A organicidade é inseparável da inocência, considerada como uma concepção da existência proveniente do élan puro da alma para o maravilhoso, para o metafisicamente perfeito.

Há um vale na Navarra chamado Vale do Roncal, antigamente constituído de uma miríade de pequenas repúblicas autônomas. Sua organização datava da Idade Média, e no Ancien Régime1 ainda estava em vigor. Essas republiquetas eram teoricamente soberanas, embora reconhecendo no Rei da Espanha uma suserania. Na ordem política dos fatos, elas foram completamente arrastadas pelo movimento geral da unificação do Reino de Espanha, e nem seus habitantes tinham mais consciência dessa soberania a qual se conservava mais por formalidade. Se os poderes municipais quisessem fazê-la valer, não conseguiriam, porque o povo não tinha mais consciência disso.

Calor de alma que conduz à perfeita consonância

Um dado interessante para provar a vitalidade e a legitimidade disso é que o Rei da Espanha, quando declarava guerra a qualquer potência exterior, mandava uma embaixada percorrer as repúblicas do Roncal e comunicar que ele, Rei da Espanha, tinha resolvido ir à guerra, e pedia a aliança delas. Os representantes dessas repúblicas respondiam que sim, e os emissários voltavam para a capital do reino. Era um mero protocolo, mas que se conservou encantadoramente até o fim.

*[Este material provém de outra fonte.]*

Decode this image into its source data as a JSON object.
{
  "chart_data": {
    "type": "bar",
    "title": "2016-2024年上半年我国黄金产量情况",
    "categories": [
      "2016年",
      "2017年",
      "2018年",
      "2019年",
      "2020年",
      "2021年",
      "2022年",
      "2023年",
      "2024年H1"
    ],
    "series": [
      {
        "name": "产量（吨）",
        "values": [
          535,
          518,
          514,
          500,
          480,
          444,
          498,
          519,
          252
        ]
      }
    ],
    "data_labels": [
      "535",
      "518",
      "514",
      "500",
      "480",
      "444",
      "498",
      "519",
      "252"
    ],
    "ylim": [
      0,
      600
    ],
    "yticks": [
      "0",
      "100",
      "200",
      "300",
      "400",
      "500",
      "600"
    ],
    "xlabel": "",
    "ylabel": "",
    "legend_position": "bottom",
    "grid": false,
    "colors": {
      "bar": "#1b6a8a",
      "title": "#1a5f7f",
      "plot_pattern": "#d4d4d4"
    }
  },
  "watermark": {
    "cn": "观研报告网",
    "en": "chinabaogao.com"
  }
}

Contudo, houve um momento em que isso teve vida, evidentemente. Em que consistia essa vida? Como era a relação das almas entre si em cada uma dessas republiquetas? Estas, por sua vez, deveriam encontrar muitas dificuldades para se comunicarem umas com as outras, devido ao temperamento espanhol muito altaneiro e desconfiado, uma não querendo obedecer à outra, afirmando sua soberania. Mas onde o espírito revolucionário não entrava em nada.

Se tivesse entrado, essas republiquetas, nascidas de uma determinada inter-relação que fazia de cada uma delas um todo fechado, não existiriam, não se diferenciariam umas das outras, não teriam coesão, a política de uma interviria na da outra, sairia uma mixórdia, aquilo virava um cortiço no meio das montanhas, uma favela.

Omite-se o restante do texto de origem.